2. Le gouvernement roumain (« le Gouvernement ») a été représenté par son agent, M. Răzvan-Horaţiu Radu, du ministère des Affaires étrangères.
3. Le 23 avril 2008, le président de la troisième section a décidé de communiquer la requête au Gouvernement. Comme le permet l'article 29 § 3 de la Convention, il a en outre été décidé que la chambre se prononcerait en même temps sur la recevabilité et le fond.
EN FAIT
I. LES CIRCONSTANCES DE L'ESPÈCE
4. Les requérants sont nés respectivement en 1925 et 1950 et résident à Pecineaga.
5. Le 5 juin 2001, les requérants saisirent le tribunal de première instance de Constanţa (« le tribunal ») d'une action à l'encontre de la mairie visant à obtenir l'attribution de la propriété d'un terrain de 200 m2 situé à Constanţa, au no 19 de la rue Ecoului, sur le fondement de l'article 36 § 2 de la loi no 18/1991 sur le domaine foncier (« la loi no 18/1991 ») (paragraphe 12 ci-dessous).
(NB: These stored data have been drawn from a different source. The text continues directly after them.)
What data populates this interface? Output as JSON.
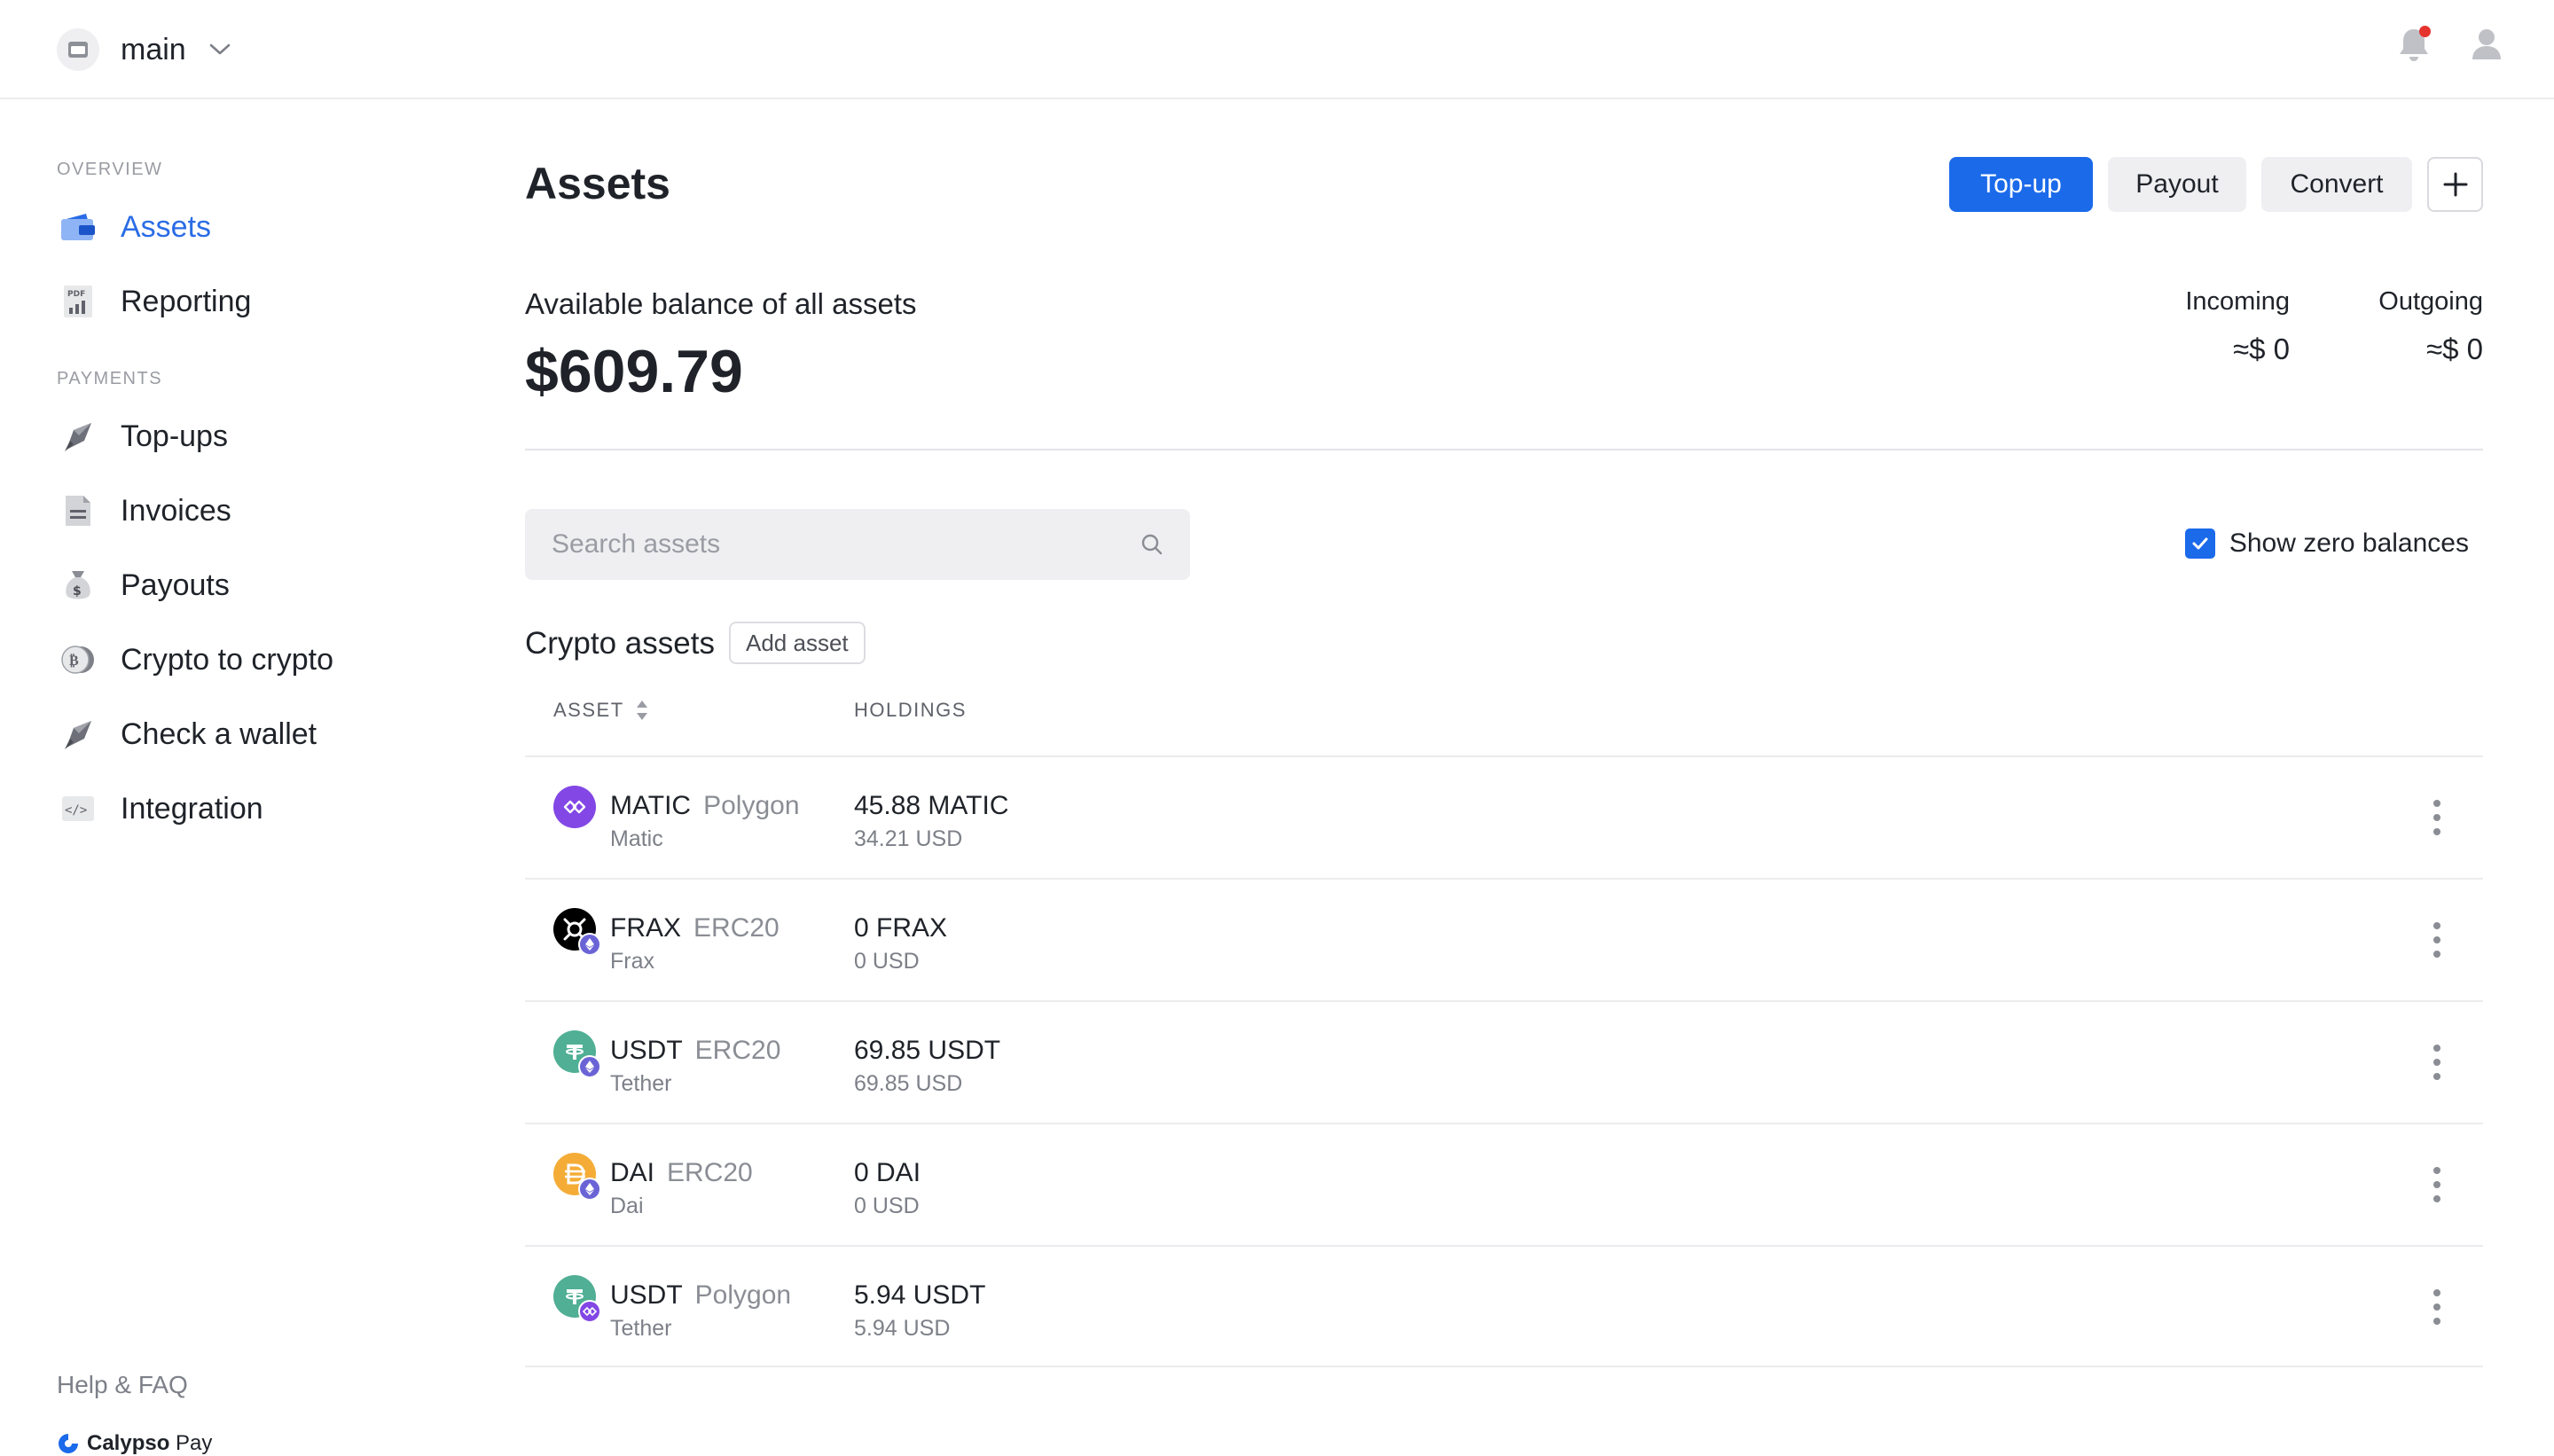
{
  "header": {
    "workspace_name": "main"
  },
  "sidebar": {
    "sections": [
      {
        "label": "OVERVIEW"
      },
      {
        "label": "PAYMENTS"
      }
    ],
    "items": [
      {
        "label": "Assets",
        "icon": "wallet-icon",
        "active": true
      },
      {
        "label": "Reporting",
        "icon": "pdf-report-icon"
      },
      {
        "label": "Top-ups",
        "icon": "top-up-icon"
      },
      {
        "label": "Invoices",
        "icon": "invoice-icon"
      },
      {
        "label": "Payouts",
        "icon": "money-bag-icon"
      },
      {
        "label": "Crypto to crypto",
        "icon": "coin-exchange-icon"
      },
      {
        "label": "Check a wallet",
        "icon": "check-wallet-icon"
      },
      {
        "label": "Integration",
        "icon": "code-icon"
      }
    ],
    "help_label": "Help & FAQ",
    "brand": {
      "name_bold": "Calypso",
      "name_light": " Pay"
    }
  },
  "main": {
    "title": "Assets",
    "actions": {
      "topup_label": "Top-up",
      "payout_label": "Payout",
      "convert_label": "Convert",
      "plus_label": "+"
    },
    "balance": {
      "label": "Available balance of all assets",
      "amount": "$609.79"
    },
    "incoming": {
      "label": "Incoming",
      "value": "≈$ 0"
    },
    "outgoing": {
      "label": "Outgoing",
      "value": "≈$ 0"
    },
    "search": {
      "placeholder": "Search assets"
    },
    "show_zero": {
      "label": "Show zero balances",
      "checked": true
    },
    "crypto": {
      "title": "Crypto assets",
      "add_label": "Add asset",
      "columns": [
        "ASSET",
        "HOLDINGS"
      ],
      "rows": [
        {
          "symbol": "MATIC",
          "network": "Polygon",
          "name": "Matic",
          "holdings": "45.88 MATIC",
          "usd": "34.21 USD",
          "icon": "matic-icon",
          "color": "#8247e5",
          "net_icon": ""
        },
        {
          "symbol": "FRAX",
          "network": "ERC20",
          "name": "Frax",
          "holdings": "0 FRAX",
          "usd": "0 USD",
          "icon": "frax-icon",
          "color": "#000000",
          "net_icon": "ethereum-icon"
        },
        {
          "symbol": "USDT",
          "network": "ERC20",
          "name": "Tether",
          "holdings": "69.85 USDT",
          "usd": "69.85 USD",
          "icon": "tether-icon",
          "color": "#50af95",
          "net_icon": "ethereum-icon"
        },
        {
          "symbol": "DAI",
          "network": "ERC20",
          "name": "Dai",
          "holdings": "0 DAI",
          "usd": "0 USD",
          "icon": "dai-icon",
          "color": "#f5ac37",
          "net_icon": "ethereum-icon"
        },
        {
          "symbol": "USDT",
          "network": "Polygon",
          "name": "Tether",
          "holdings": "5.94 USDT",
          "usd": "5.94 USD",
          "icon": "tether-icon",
          "color": "#50af95",
          "net_icon": "polygon-icon"
        }
      ]
    }
  },
  "colors": {
    "accent": "#1b6aea",
    "active_nav": "#2a6ce6",
    "notification": "#e5332d",
    "ethereum_badge": "#6a63d6",
    "polygon_badge": "#8247e5"
  }
}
Dans son mémoire en défense, la mairie estima que les requérants n'étaient pas propriétaires de l'habitation édifiée sur le terrain en cause et, partant, qu'ils n'étaient pas en droit de solliciter l'application de l'article 36 § 2 précité.
6. Par un jugement du 6 novembre 2001, le tribunal accueillit l'action et ordonna à la mairie de faire une proposition afin qu'un ordre du préfet puisse être délivré aux requérants. Dans les considérants du jugement, il retint que les dispositions légales invoquées par les requérants étaient applicables en l'espèce et qu'ils étaient en droit de se voir attribuer la propriété du terrain en question.
7. Le jugement devint définitif par un arrêt du 28 mai 2002 du tribunal départemental de Constanţa (« le tribunal départemental »). Ledit tribunal retint toutefois que la préfecture était la seule autorité compétente pour décider du bien-fondé de la demande des requérants, mais la mairie était dans l'obligation de fournir la proposition requise afin que le préfet puisse prendre une décision.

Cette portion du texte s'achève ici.